Mas minha principal preocupação não é com o desenvolvimento da tradição filosófica ocidental, embora haja muitas ocasiões para se referir a ela. No Ocidente, a alegação de não-dualidade sujeito-objeto tem sido uma semente que, embora muitas vezes semeada, nunca encontrou solo fértil, porque tem sido muito antagônica com relação aos outros brotos vigorosos que se tornaram ciência e tecnologia modernas. Na tradição oriental - os ricos e diferentes climas intelectuais da Índia e da China, em particular -, encontramos uma situação diferente. Lá, as sementes da não-dualidade observador-observado não apenas brotaram, mas amadureceram em uma variedade de espécies filosóficas impressionantes que têm sido atraentes para muitos ocidentais porque parecem tão exóticas em relação à nossa – e, por terem pelo menos a promessa de frutos que nós, ocidentais, ainda carecemos. De modo algum todos esses sistemas afirmam a não-dualidade de sujeito e objeto, mas é significativo que três deles - o Budismo, o Vedanta e o Taoismo - tenham sido provavelmente os mais influentes.
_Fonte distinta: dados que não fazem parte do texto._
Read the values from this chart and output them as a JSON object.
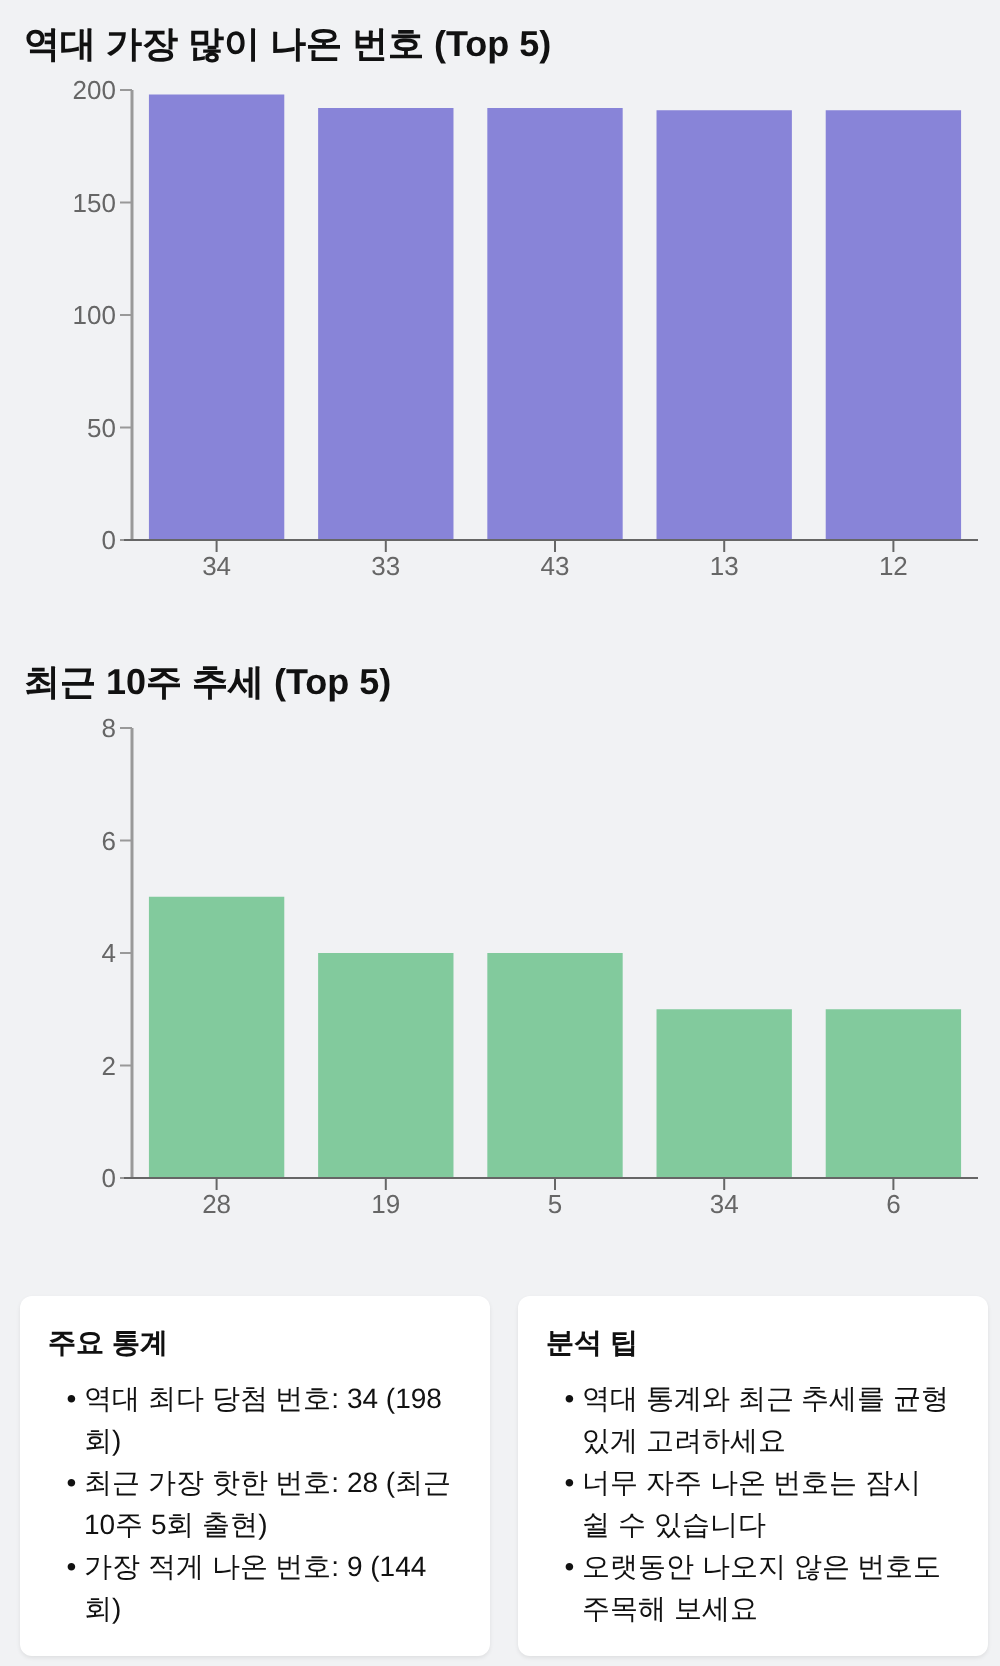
{
  "chart_data": [
    {
      "type": "bar",
      "title": "역대 가장 많이 나온 번호 (Top 5)",
      "categories": [
        "34",
        "33",
        "43",
        "13",
        "12"
      ],
      "values": [
        198,
        192,
        192,
        191,
        191
      ],
      "color": "#8884d8",
      "ylim": [
        0,
        200
      ],
      "yticks": [
        0,
        50,
        100,
        150,
        200
      ]
    },
    {
      "type": "bar",
      "title": "최근 10주 추세 (Top 5)",
      "categories": [
        "28",
        "19",
        "5",
        "34",
        "6"
      ],
      "values": [
        5,
        4,
        4,
        3,
        3
      ],
      "color": "#82ca9d",
      "ylim": [
        0,
        8
      ],
      "yticks": [
        0,
        2,
        4,
        6,
        8
      ]
    },
    {
      "type": "other",
      "title": "주요 통계",
      "annotations": [
        "• 역대 최다 당첨 번호: 34 (198회)",
        "• 최근 가장 핫한 번호: 28 (최근 10주 5회 출현)",
        "• 가장 적게 나온 번호: 9 (144회)"
      ]
    },
    {
      "type": "other",
      "title": "분석 팁",
      "annotations": [
        "• 역대 통계와 최근 추세를 균형 있게 고려하세요",
        "• 너무 자주 나온 번호는 잠시 쉴 수 있습니다",
        "• 오랫동안 나오지 않은 번호도 주목해 보세요"
      ]
    }
  ]
}
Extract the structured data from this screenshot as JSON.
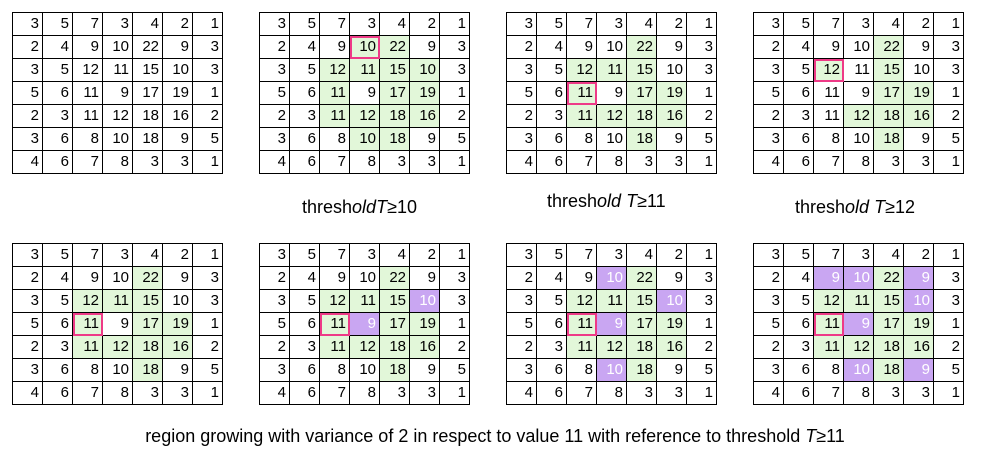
{
  "base_matrix": [
    [
      3,
      5,
      7,
      3,
      4,
      2,
      1
    ],
    [
      2,
      4,
      9,
      10,
      22,
      9,
      3
    ],
    [
      3,
      5,
      12,
      11,
      15,
      10,
      3
    ],
    [
      5,
      6,
      11,
      9,
      17,
      19,
      1
    ],
    [
      2,
      3,
      11,
      12,
      18,
      16,
      2
    ],
    [
      3,
      6,
      8,
      10,
      18,
      9,
      5
    ],
    [
      4,
      6,
      7,
      8,
      3,
      3,
      1
    ]
  ],
  "colors": {
    "green_region": "#e2f7d9",
    "purple_region": "#c9a6f2",
    "seed_outline": "#ee3a87"
  },
  "captions": {
    "t10_prefix": "thresh",
    "t10_suffix": "old",
    "t10_var": "T",
    "t10_cond": "≥10",
    "t11_prefix": "thresh",
    "t11_suffix": "old ",
    "t11_var": "T",
    "t11_cond": "≥11",
    "t12_prefix": "thresh",
    "t12_suffix": "old ",
    "t12_var": "T",
    "t12_cond": "≥12",
    "bottom_text": "region growing with variance of 2 in respect to value 11 with reference to threshold ",
    "bottom_var": "T",
    "bottom_cond": "≥11"
  },
  "grids": [
    {
      "name": "original",
      "seed": null,
      "green": [],
      "purple": []
    },
    {
      "name": "threshold-10",
      "seed": [
        1,
        3
      ],
      "green": [
        [
          1,
          3
        ],
        [
          1,
          4
        ],
        [
          2,
          2
        ],
        [
          2,
          3
        ],
        [
          2,
          4
        ],
        [
          2,
          5
        ],
        [
          3,
          2
        ],
        [
          3,
          4
        ],
        [
          3,
          5
        ],
        [
          4,
          2
        ],
        [
          4,
          3
        ],
        [
          4,
          4
        ],
        [
          4,
          5
        ],
        [
          5,
          3
        ],
        [
          5,
          4
        ]
      ],
      "purple": []
    },
    {
      "name": "threshold-11",
      "seed": [
        3,
        2
      ],
      "green": [
        [
          1,
          4
        ],
        [
          2,
          2
        ],
        [
          2,
          3
        ],
        [
          2,
          4
        ],
        [
          3,
          2
        ],
        [
          3,
          4
        ],
        [
          3,
          5
        ],
        [
          4,
          2
        ],
        [
          4,
          3
        ],
        [
          4,
          4
        ],
        [
          4,
          5
        ],
        [
          5,
          4
        ]
      ],
      "purple": []
    },
    {
      "name": "threshold-12",
      "seed": [
        2,
        2
      ],
      "green": [
        [
          1,
          4
        ],
        [
          2,
          2
        ],
        [
          2,
          4
        ],
        [
          3,
          4
        ],
        [
          3,
          5
        ],
        [
          4,
          3
        ],
        [
          4,
          4
        ],
        [
          4,
          5
        ],
        [
          5,
          4
        ]
      ],
      "purple": []
    },
    {
      "name": "growing-step-1",
      "seed": [
        3,
        2
      ],
      "green": [
        [
          1,
          4
        ],
        [
          2,
          2
        ],
        [
          2,
          3
        ],
        [
          2,
          4
        ],
        [
          3,
          2
        ],
        [
          3,
          4
        ],
        [
          3,
          5
        ],
        [
          4,
          2
        ],
        [
          4,
          3
        ],
        [
          4,
          4
        ],
        [
          4,
          5
        ],
        [
          5,
          4
        ]
      ],
      "purple": []
    },
    {
      "name": "growing-step-2",
      "seed": [
        3,
        2
      ],
      "green": [
        [
          1,
          4
        ],
        [
          2,
          2
        ],
        [
          2,
          3
        ],
        [
          2,
          4
        ],
        [
          3,
          2
        ],
        [
          3,
          4
        ],
        [
          3,
          5
        ],
        [
          4,
          2
        ],
        [
          4,
          3
        ],
        [
          4,
          4
        ],
        [
          4,
          5
        ],
        [
          5,
          4
        ]
      ],
      "purple": [
        [
          2,
          5
        ],
        [
          3,
          3
        ]
      ]
    },
    {
      "name": "growing-step-3",
      "seed": [
        3,
        2
      ],
      "green": [
        [
          1,
          4
        ],
        [
          2,
          2
        ],
        [
          2,
          3
        ],
        [
          2,
          4
        ],
        [
          3,
          2
        ],
        [
          3,
          4
        ],
        [
          3,
          5
        ],
        [
          4,
          2
        ],
        [
          4,
          3
        ],
        [
          4,
          4
        ],
        [
          4,
          5
        ],
        [
          5,
          4
        ]
      ],
      "purple": [
        [
          1,
          3
        ],
        [
          2,
          5
        ],
        [
          3,
          3
        ],
        [
          5,
          3
        ]
      ]
    },
    {
      "name": "growing-step-4",
      "seed": [
        3,
        2
      ],
      "green": [
        [
          1,
          4
        ],
        [
          2,
          2
        ],
        [
          2,
          3
        ],
        [
          2,
          4
        ],
        [
          3,
          2
        ],
        [
          3,
          4
        ],
        [
          3,
          5
        ],
        [
          4,
          2
        ],
        [
          4,
          3
        ],
        [
          4,
          4
        ],
        [
          4,
          5
        ],
        [
          5,
          4
        ]
      ],
      "purple": [
        [
          1,
          2
        ],
        [
          1,
          3
        ],
        [
          1,
          5
        ],
        [
          2,
          5
        ],
        [
          3,
          3
        ],
        [
          5,
          3
        ],
        [
          5,
          5
        ]
      ]
    }
  ]
}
Devo observar desde o início que nenhum desses três nega completamente o mundo “relativo” dualístico com o qual estamos familiarizados e pressupomos como “senso comum”: o mundo como uma coleção de objetos distintos, interagindo causalmente no espaço e no tempo. A alegação deles é, antes, que existe uma outra maneira, não-dual, de experimentar o mundo, e que esse outro modo de experiência é, na verdade, mais verídico e superior ao modo dualista que costumamos dar como certo. A diferença entre tais abordagens não-dualistas e ocidentais contemporâneas (que, dada sua influência global, dificilmente podem ser mais rotuladas como ocidentais) é que estas construíram sua metafísica somente com base na experiência dualista, enquanto as primeiras reconhecem o profundo significado da experiência não-dual, construindo suas categorias metafísicas de acordo com o que ela revela.
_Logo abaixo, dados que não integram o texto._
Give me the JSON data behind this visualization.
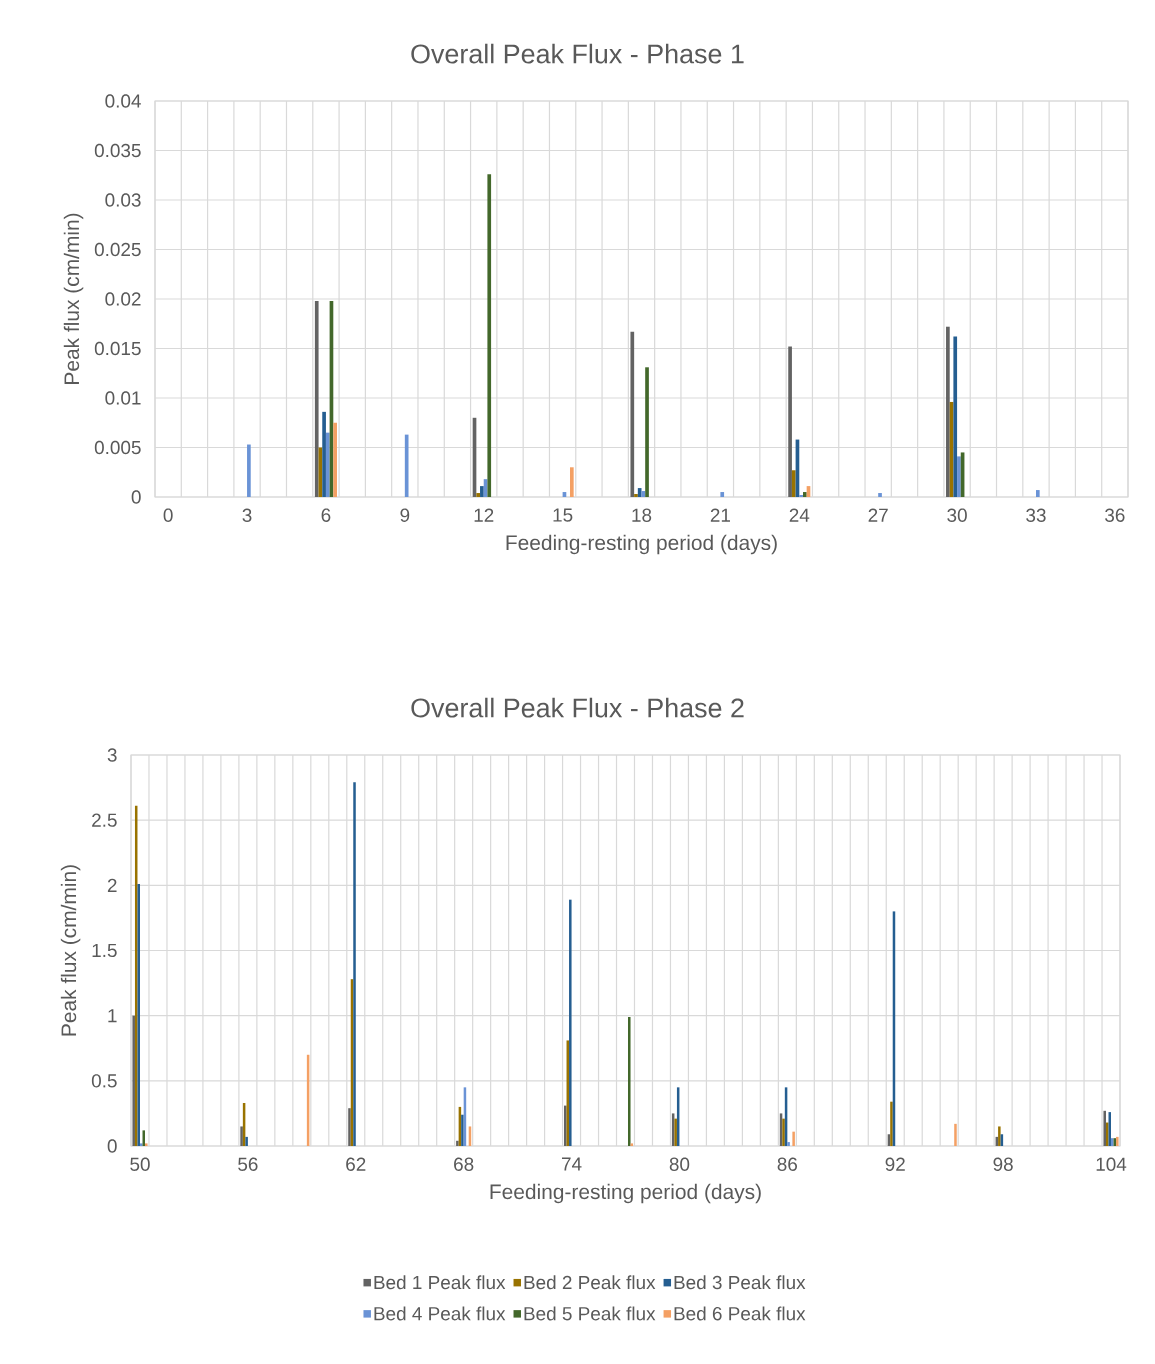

Que o budismo, o Vedanta e o taoismo baseiem sua visão de mundo na experiência da não-dualidade de sujeito-objeto não pode ser pressuposto; uma das minhas principais preocupações é argumentar precisamente sobre esse ponto. Ao fazê-lo, as diferenças significativas entre esses sistemas (e internamente, por exemplo, entre os diferentes sistemas budistas) receberão nossa atenção, e a base para essas discordâncias será considerada. É seguro dizer que essas diferenças não costumam ser negligenciadas. Se alguma foi, houve mais ênfase nos desacordos do que nas semelhanças, que tendem a ser repassadas muito rapidamente - talvez porque os desacordos naturalmente forneçam mais para discutir. O resultado infeliz é que, mesmo na filosofia asiática, essa afirmação compartilhada sobre a não-dualidade de sujeito e objeto não recebeu a atenção filosófica que merece. É uma afirmação tão extraordinária, tão divergente do senso comum e, no entanto, tão fundamental para todos esses sistemas, que merece cuidadosa investigação; e tal investigação dá origem a uma suspeita.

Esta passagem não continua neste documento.